Aside from the fact that this is annoying because FB usually tailors adds, it got me thinking about the words mom and dad, and how they're used as an identity. I think its kind of strange that children (not all, but most...including other such names in languages other than English) universally refer to their parents as mom and dad, instead of as a their personal names. Like its a replacement identity, and parents just become Mom and Dad to their children.
I'm not sure how to word it other than that...but my partner and I were like, "Yeah, thats kinda weird, isn't it?" If you used a term of affection (like I refer to my dad's parents as Gena and Papa, but my mother's as Grandma and Grandpa) I think its a little different; like terms of affection are at least personalized, whereas standard mom, dad, grandma, grandpa, aren't.
Does this make sense, or am I just babbling?

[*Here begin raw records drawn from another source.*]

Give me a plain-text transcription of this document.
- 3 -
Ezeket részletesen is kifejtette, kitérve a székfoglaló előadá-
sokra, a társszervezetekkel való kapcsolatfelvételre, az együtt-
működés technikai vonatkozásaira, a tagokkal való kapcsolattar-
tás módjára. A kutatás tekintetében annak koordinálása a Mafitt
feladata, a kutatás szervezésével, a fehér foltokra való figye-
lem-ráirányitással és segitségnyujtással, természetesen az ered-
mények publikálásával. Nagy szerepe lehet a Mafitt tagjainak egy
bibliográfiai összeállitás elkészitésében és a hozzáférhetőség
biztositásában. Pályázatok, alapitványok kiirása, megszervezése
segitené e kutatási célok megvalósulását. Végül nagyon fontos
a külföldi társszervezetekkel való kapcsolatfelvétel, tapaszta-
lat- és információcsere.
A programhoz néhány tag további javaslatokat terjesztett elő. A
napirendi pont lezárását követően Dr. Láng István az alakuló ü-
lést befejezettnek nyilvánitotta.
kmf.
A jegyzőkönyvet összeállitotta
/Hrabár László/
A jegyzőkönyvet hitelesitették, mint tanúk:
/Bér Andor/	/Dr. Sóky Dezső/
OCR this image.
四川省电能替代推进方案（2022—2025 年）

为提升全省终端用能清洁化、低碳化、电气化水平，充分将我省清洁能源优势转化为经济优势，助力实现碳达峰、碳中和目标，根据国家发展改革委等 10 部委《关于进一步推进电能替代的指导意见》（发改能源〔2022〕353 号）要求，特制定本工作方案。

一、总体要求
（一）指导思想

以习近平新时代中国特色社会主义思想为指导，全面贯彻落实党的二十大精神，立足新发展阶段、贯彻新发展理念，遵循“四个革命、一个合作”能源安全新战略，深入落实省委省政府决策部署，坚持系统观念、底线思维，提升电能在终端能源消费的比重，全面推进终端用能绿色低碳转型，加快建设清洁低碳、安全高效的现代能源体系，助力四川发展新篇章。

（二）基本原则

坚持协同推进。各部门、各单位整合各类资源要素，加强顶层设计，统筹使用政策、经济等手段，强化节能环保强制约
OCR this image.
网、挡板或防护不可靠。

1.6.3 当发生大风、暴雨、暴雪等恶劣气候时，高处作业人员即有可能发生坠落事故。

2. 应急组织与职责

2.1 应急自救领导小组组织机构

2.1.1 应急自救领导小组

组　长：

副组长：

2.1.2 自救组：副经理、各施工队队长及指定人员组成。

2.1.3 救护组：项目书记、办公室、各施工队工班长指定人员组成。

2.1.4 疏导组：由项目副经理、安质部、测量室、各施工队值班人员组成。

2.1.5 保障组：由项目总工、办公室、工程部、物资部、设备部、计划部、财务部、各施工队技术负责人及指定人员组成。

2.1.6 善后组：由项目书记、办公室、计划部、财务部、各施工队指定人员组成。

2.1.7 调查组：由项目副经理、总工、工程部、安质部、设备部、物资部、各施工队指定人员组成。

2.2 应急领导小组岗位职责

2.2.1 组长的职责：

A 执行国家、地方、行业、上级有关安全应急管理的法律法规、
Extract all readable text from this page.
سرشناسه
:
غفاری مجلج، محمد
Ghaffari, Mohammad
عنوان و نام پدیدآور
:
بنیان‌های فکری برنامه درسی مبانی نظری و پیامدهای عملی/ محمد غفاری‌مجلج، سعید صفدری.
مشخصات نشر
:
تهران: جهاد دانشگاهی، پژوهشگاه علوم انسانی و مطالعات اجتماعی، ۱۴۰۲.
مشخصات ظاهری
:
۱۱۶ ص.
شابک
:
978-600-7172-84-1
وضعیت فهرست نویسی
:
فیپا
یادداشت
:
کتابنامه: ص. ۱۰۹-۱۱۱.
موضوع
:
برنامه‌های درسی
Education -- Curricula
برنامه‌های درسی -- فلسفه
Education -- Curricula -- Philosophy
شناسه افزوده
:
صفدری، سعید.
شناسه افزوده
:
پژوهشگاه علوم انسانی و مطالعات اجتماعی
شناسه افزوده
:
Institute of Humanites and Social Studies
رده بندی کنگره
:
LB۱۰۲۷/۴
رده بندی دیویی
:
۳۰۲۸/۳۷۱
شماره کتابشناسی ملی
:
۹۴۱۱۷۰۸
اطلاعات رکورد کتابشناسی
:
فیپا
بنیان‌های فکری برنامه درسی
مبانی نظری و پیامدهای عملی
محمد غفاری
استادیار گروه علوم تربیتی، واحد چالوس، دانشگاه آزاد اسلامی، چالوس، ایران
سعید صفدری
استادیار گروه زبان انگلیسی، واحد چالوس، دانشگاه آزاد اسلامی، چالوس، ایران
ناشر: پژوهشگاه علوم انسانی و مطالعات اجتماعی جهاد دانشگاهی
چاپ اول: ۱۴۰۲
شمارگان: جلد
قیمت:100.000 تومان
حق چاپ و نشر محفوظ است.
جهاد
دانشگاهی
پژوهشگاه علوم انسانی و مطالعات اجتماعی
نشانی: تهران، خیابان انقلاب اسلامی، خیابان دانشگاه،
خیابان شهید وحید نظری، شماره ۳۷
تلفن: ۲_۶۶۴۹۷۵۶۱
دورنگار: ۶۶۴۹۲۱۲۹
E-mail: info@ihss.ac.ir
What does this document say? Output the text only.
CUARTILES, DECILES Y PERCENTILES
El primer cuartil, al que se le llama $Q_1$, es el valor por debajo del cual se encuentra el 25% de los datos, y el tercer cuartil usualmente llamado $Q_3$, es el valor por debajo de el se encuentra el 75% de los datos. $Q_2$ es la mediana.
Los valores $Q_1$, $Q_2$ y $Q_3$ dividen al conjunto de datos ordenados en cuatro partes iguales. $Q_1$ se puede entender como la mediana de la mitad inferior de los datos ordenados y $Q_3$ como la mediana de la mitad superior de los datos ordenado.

Also of annoyance, on a completely different subject, somehow both Viagra and Pampers got my email address in their databases. So now I'm getting emails that are all Viagra-y (ya'll know this one) and Pampers ones that say things like, "You're Child is 21 Months Old!" I just delete them, but its really irksome.
Thanks for letting me rant :)
PS- I didn't want to make a post that specifically said this, but this community has quickly become my favorite ever. Mostly because you guys are really informative about reproductive issues, and it has definitely peaked my interest to gain more insight into those issues. But yes. You guys rock.